This bathing belle appears ready to flee the fly that has alighted on her thigh. Of excellent china, the fly-shy flapper is 2.5 inches high and three inches long. The frisky fly is metal and has clear celluloid wings. This bather has been attributed to Fasold and Stauch.
As the Victorian era passed into the Edwardian and Roaring Twenties, a market developed for bisque and china bawdy novelties and figurines of women in revealing outfits. Although now most of these figurines seem more coy and cute than ribald and risque, in their time they symbolized the casting off of the perceived restraints of the Victorian era.
These little lovelies included bathing beauties, who came clad in swimsuits of real lace or in stylish painted beach wear, as well as mermaids, harem ladies, and nudies, who were meant to wear nothing more than an engaging smile. Also produced were flippers, innocent appearing figurines who reveal a bawdy secret when flipped over, and squirters, figurines that were meant to squirt water out of an appropriate orifice.
Most were manufactured in Germany from the late 1800s through the 1930s, often showing remarkable artistry and imagination, with Japan entering the market during World War I.
Thursday, September 7, 2017
As noted before on this blog, I collect antique dolls as well as bathing beauty figurines. It is always a special serendipity when my two collections overlap. This 17-inch tall French fashion models an antique doll-size bathing suit from the 1860s or 70s. Such dolls were the Barbie dolls of their day, and their exquisite and costly wardrobes included every article of accessory or clothing a proper lady would need in her trousseau, including a demure, but fashionable, bathing suit for a visit to the beach. Her two-piece bathing suit, consisting of a long tunic top and full trousers, is beautifully tailored of canvas with wool ribbon trim. All the buttons, even on her cuffs, are fully functional. I added the snood, stockings, and leather slippers--although they are far newer than the suit itself, they are appropriate for the period. Finding authentic early doll fashions is far from easy, and bathing suits are exceptionally scarce.

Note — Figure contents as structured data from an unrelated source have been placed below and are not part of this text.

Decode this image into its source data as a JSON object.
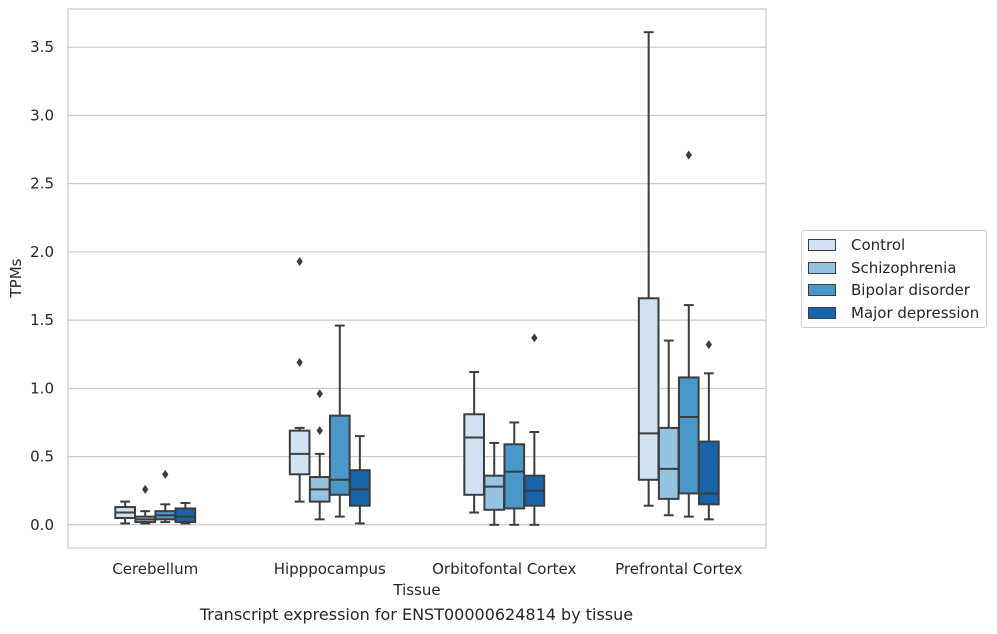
{
  "chart_data": {
    "type": "box",
    "xlabel": "Tissue",
    "ylabel": "TPMs",
    "caption": "Transcript expression for ENST00000624814 by tissue",
    "ylim": [
      -0.17,
      3.78
    ],
    "yticks": [
      "0.0",
      "0.5",
      "1.0",
      "1.5",
      "2.0",
      "2.5",
      "3.0",
      "3.5"
    ],
    "grid": "horizontal",
    "legend_position": "right",
    "categories": [
      "Cerebellum",
      "Hipppocampus",
      "Orbitofontal Cortex",
      "Prefrontal Cortex"
    ],
    "series": [
      {
        "name": "Control",
        "color": "#d0e1f2",
        "boxes": [
          {
            "whislo": 0.01,
            "q1": 0.05,
            "median": 0.09,
            "q3": 0.13,
            "whishi": 0.17,
            "fliers": []
          },
          {
            "whislo": 0.17,
            "q1": 0.37,
            "median": 0.52,
            "q3": 0.69,
            "whishi": 0.71,
            "fliers": [
              1.19,
              1.93
            ]
          },
          {
            "whislo": 0.09,
            "q1": 0.22,
            "median": 0.64,
            "q3": 0.81,
            "whishi": 1.12,
            "fliers": []
          },
          {
            "whislo": 0.14,
            "q1": 0.33,
            "median": 0.67,
            "q3": 1.66,
            "whishi": 3.61,
            "fliers": []
          }
        ]
      },
      {
        "name": "Schizophrenia",
        "color": "#94c4df",
        "boxes": [
          {
            "whislo": 0.01,
            "q1": 0.02,
            "median": 0.04,
            "q3": 0.06,
            "whishi": 0.1,
            "fliers": [
              0.26
            ]
          },
          {
            "whislo": 0.04,
            "q1": 0.17,
            "median": 0.26,
            "q3": 0.35,
            "whishi": 0.52,
            "fliers": [
              0.69,
              0.96
            ]
          },
          {
            "whislo": 0.0,
            "q1": 0.11,
            "median": 0.28,
            "q3": 0.36,
            "whishi": 0.6,
            "fliers": []
          },
          {
            "whislo": 0.07,
            "q1": 0.19,
            "median": 0.41,
            "q3": 0.71,
            "whishi": 1.35,
            "fliers": []
          }
        ]
      },
      {
        "name": "Bipolar disorder",
        "color": "#4a98c9",
        "boxes": [
          {
            "whislo": 0.02,
            "q1": 0.04,
            "median": 0.07,
            "q3": 0.1,
            "whishi": 0.15,
            "fliers": [
              0.37
            ]
          },
          {
            "whislo": 0.06,
            "q1": 0.22,
            "median": 0.33,
            "q3": 0.8,
            "whishi": 1.46,
            "fliers": []
          },
          {
            "whislo": 0.0,
            "q1": 0.12,
            "median": 0.39,
            "q3": 0.59,
            "whishi": 0.75,
            "fliers": []
          },
          {
            "whislo": 0.06,
            "q1": 0.23,
            "median": 0.79,
            "q3": 1.08,
            "whishi": 1.61,
            "fliers": [
              2.71
            ]
          }
        ]
      },
      {
        "name": "Major depression",
        "color": "#1764ab",
        "boxes": [
          {
            "whislo": 0.01,
            "q1": 0.02,
            "median": 0.06,
            "q3": 0.12,
            "whishi": 0.16,
            "fliers": []
          },
          {
            "whislo": 0.01,
            "q1": 0.14,
            "median": 0.26,
            "q3": 0.4,
            "whishi": 0.65,
            "fliers": []
          },
          {
            "whislo": 0.0,
            "q1": 0.14,
            "median": 0.25,
            "q3": 0.36,
            "whishi": 0.68,
            "fliers": [
              1.37
            ]
          },
          {
            "whislo": 0.04,
            "q1": 0.15,
            "median": 0.23,
            "q3": 0.61,
            "whishi": 1.11,
            "fliers": [
              1.32
            ]
          }
        ]
      }
    ]
  }
}
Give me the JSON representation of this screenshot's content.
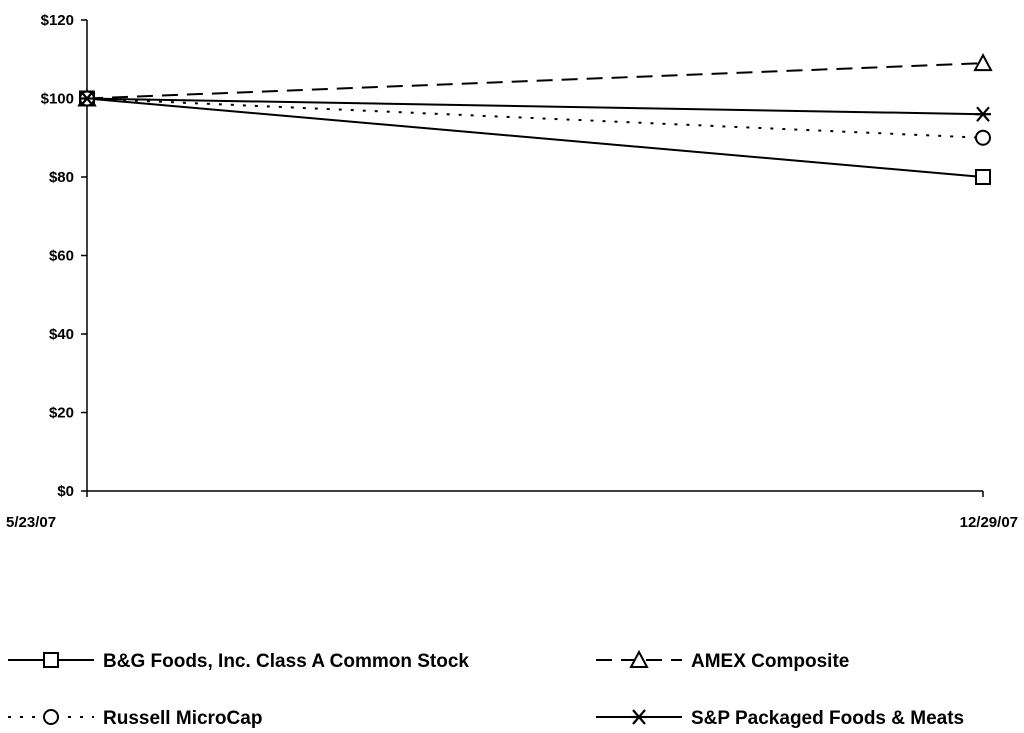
{
  "chart_data": {
    "type": "line",
    "title": "",
    "xlabel": "",
    "ylabel": "",
    "x": [
      "5/23/07",
      "12/29/07"
    ],
    "y_ticks": [
      "$0",
      "$20",
      "$40",
      "$60",
      "$80",
      "$100",
      "$120"
    ],
    "ylim": [
      0,
      120
    ],
    "grid": false,
    "legend_position": "bottom",
    "series": [
      {
        "name": "B&G Foods, Inc. Class A Common Stock",
        "values": [
          100,
          80
        ],
        "line_style": "solid",
        "marker": "square"
      },
      {
        "name": "AMEX Composite",
        "values": [
          100,
          109
        ],
        "line_style": "dashed",
        "marker": "triangle"
      },
      {
        "name": "Russell MicroCap",
        "values": [
          100,
          90
        ],
        "line_style": "dotted",
        "marker": "circle"
      },
      {
        "name": "S&P Packaged Foods & Meats",
        "values": [
          100,
          96
        ],
        "line_style": "solid",
        "marker": "asterisk"
      }
    ]
  }
}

Although sea bathing was long considered to have curative powers, as the Victorian era saw a rise in the middle class and leisure time, trips to the beach became more merry than medicinal. Fashion magazines printed pictures of the latest in swimwear, balancing modesty and mode. This illustration is from the July1864 edition of Godey's Lady's Book, a monthly women's magazine published from 1830 to 1878. Typically, such bathing suits were made from wool, serge, or flannel.
The doll herself has a bisque swivel head on a matching shoulder plate and a kid body. She wears her original mohair wig, which perfectly matches her eyebrows. Although marked only "4" on her shoulder plate, she is attributed to the French manufacturer Masion Jumeau. Her exaggerated elongated almond-shaped eyes, dubbed "wrap around" by collectors, are typical of early Jumeau fashions.